Perjalanan dari kota tinggalku menuju Dieng kulalui melalui jalur selatan sekitar jam 4 sore. Kondisi jalan yang berliku-liku tentu saja membuat kepala sedikit pusing dan perut serasa terkocok. Apalagi sempat tersendat di beberapa ruas langganan macet, perjalanan pun menjadi lebih panjang. Alhasil baru sekitar jam 8 pagi, rombongan kami baru tiba di kawasan Dieng.
[caption id="attachment_321770" align="aligncenter" width="553" caption="Pemandangan dari menara pandang Dieng (Dok. Yani)"][/caption]
Memasuki kawasan Dieng, kita akan disuguhi pemandangan cantik pegunungan/gunung yang membentang di daerah Jawa Tengah. Aku tidak tahu persis nama-namanya, tebakanku mungkin Sindoro dan Sumbing yang kutahu memang letaknya di sekitar Dieng. Di menara pandang Dieng, kita akan leluasa memandang ke bawah dari ketinggian 1789 m dpl. Dari situ akan tampak lembah-lembah membentang luas yang puncaknya dipayungi awan. Pantaslah kalau Dieng dijuluki negeri khayangan. Sayangnya di atas bukit-bukitnya sudah tidak lagi ditumbuhi pepohonan tinggi karena sebagian besar sudah banyak diubah menjadi lahan pertanian seperti lahan kentang, kobis, wortel. Tak sedikit pula rumah-rumah yang berdiri di sana. Tentu hal ini memicu longsor di daerah lerengnya jika sedang musim penghujan ataupun gempa.

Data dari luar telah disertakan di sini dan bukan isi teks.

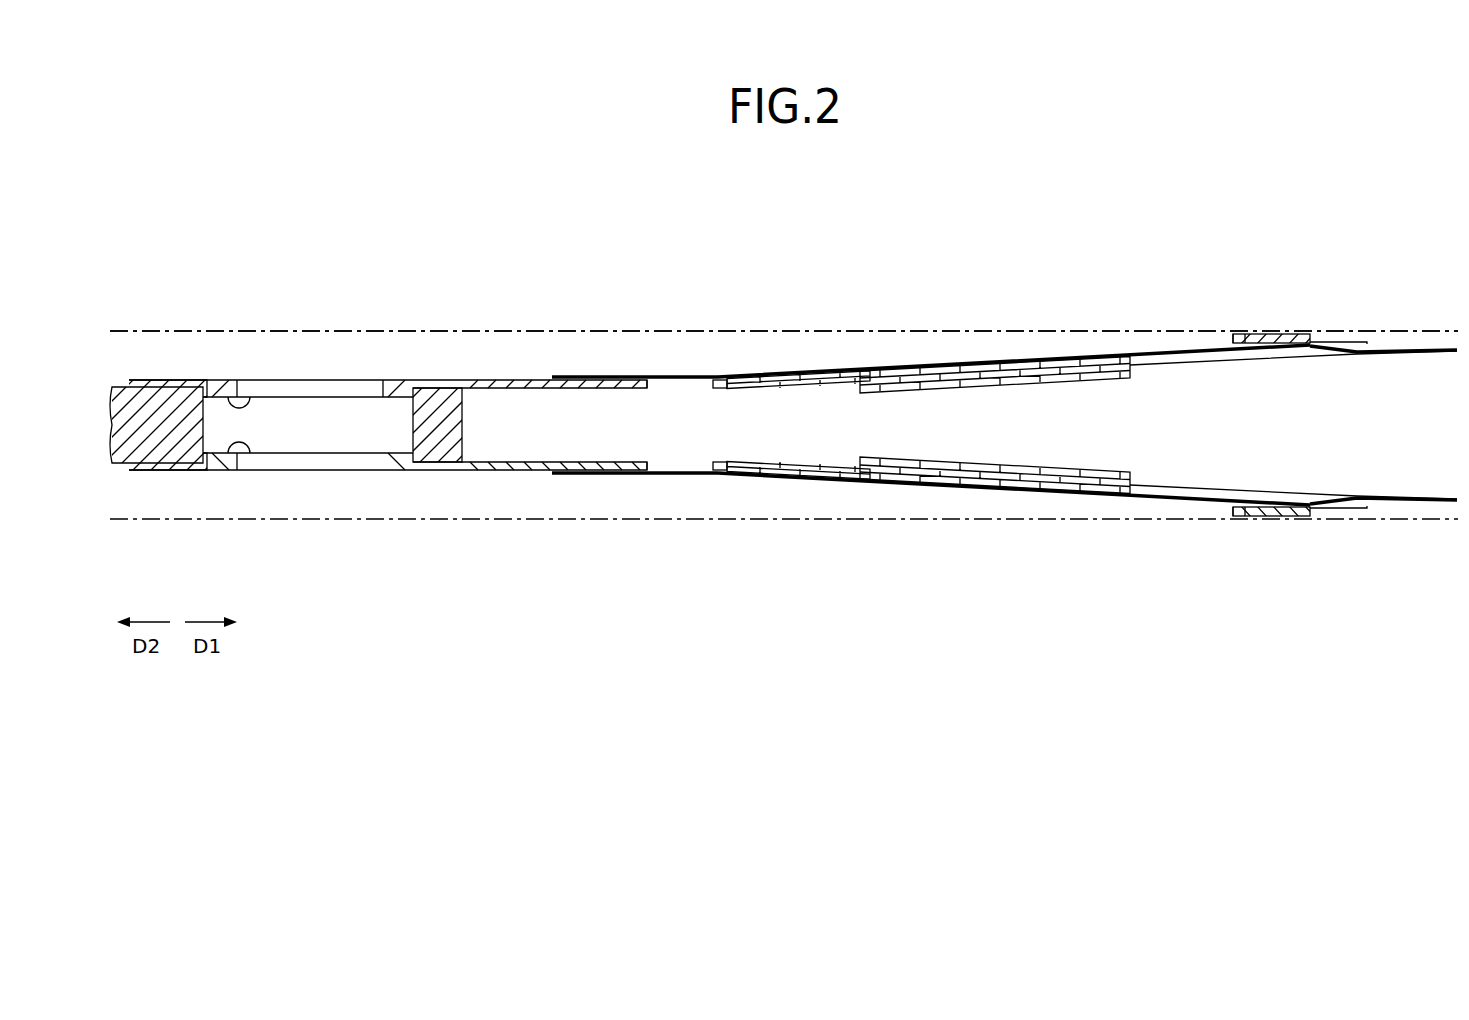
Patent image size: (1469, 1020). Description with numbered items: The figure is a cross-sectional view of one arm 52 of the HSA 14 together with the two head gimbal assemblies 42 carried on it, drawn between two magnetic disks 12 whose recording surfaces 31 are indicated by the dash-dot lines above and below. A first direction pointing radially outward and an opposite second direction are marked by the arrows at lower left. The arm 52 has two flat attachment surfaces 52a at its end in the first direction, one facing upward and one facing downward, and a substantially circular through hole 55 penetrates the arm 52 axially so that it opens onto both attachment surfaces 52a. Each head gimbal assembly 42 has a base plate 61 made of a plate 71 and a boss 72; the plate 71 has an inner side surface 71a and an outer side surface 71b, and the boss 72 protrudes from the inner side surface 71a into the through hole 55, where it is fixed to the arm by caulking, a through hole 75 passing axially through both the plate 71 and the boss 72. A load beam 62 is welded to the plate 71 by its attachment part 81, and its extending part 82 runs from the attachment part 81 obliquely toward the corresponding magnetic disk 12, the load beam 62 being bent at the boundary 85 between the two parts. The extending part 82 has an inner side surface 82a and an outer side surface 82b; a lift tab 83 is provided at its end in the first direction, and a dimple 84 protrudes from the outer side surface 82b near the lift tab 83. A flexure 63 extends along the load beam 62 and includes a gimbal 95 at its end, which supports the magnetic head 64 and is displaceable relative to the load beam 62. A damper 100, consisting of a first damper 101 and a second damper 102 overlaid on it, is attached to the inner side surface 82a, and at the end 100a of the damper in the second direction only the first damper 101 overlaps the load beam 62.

The HSA 14 is at (157, 216).
The magnetic disk 12 is at (452, 340).
The recording surface 31 is at (784, 426).
The arm 52 is at (183, 405).
The attachment surface 52a is at (152, 383).
The boss 72 is at (250, 385).
The through hole 75 is at (318, 389).
The through hole 55 is at (355, 405).
The outer side surface 71b is at (403, 383).
The base plate 61 is at (509, 380).
The plate 71 is at (539, 386).
The inner side surface 71a is at (586, 375).
The attachment part 81 is at (636, 375).
The boundary 85 is at (697, 375).
The end of the damper 100a is at (742, 375).
The first damper 101 is at (829, 363).
The second damper 102 is at (940, 363).
The damper 100 is at (1012, 401).
The extending part 82 is at (1027, 425).
The inner side surface 82a is at (1173, 346).
The outer side surface 82b is at (1198, 345).
The load beam 62 is at (1297, 357).
The lift tab 83 is at (1443, 356).
The magnetic head 64 is at (1266, 335).
The gimbal 95 is at (1243, 336).
The dimple 84 is at (1283, 336).
The flexure 63 is at (1349, 341).
The head gimbal assembly 42 is at (1434, 347).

Bus melaju pelan melewati jalan berliku perbukitan yang dihiasi kebun-kebun kentang. Tujuan kami kali ini adalah telaga warna Dieng. Tetapi kami tidak langsung berhenti di pintu masuk telaga warna. Ada baiknya kita mengenal seluk-beluk tentang Dieng terlebih dahulu di Dieng Plateau Theater. Di sana kita akan disuguhi film singkat berdurasi sekitar 20 menit yang menceritakan tentang Dieng. Ternyata di daerah Dieng memang banyak terdapat danau vulkanik, salah satunya adalah telaga warna. Selain itu, Dieng yang masuk ke dalam 5 wilayah Kabupaten memang dikelilingi oleh puncak-puncak gunung dengan banyak kawah di sekitarnya
Untuk memandang telaga warna, kita harus trekking sebentar ke atas batu pandang yang letaknya tidak jauh dari Dieng Plateau Theater. Sesampainya di atas, pemandangan lepas Telaga Warna dan Telaga Pengilon dapat kita saksikan. Kedua telaga ini hanya dibatasi oleh tanah sempit yang ditumbuhi rerumputan. Kalau cuaca cerah, mungkin telaga warna akan terlihat warna-warni hijau, biru, ungu. Sedangkan Telaga Pengilon di sampingnya tidak berwarna. Aku jadi teringat foto Danau Kelimutu. Ya mungkin miniaturnya ya hehe, tapi sayangnya telaga yang satunya keruh. Di atas batu pandang, sama sekali tidak kelihatan adanya pengunjung di sekitar telaga.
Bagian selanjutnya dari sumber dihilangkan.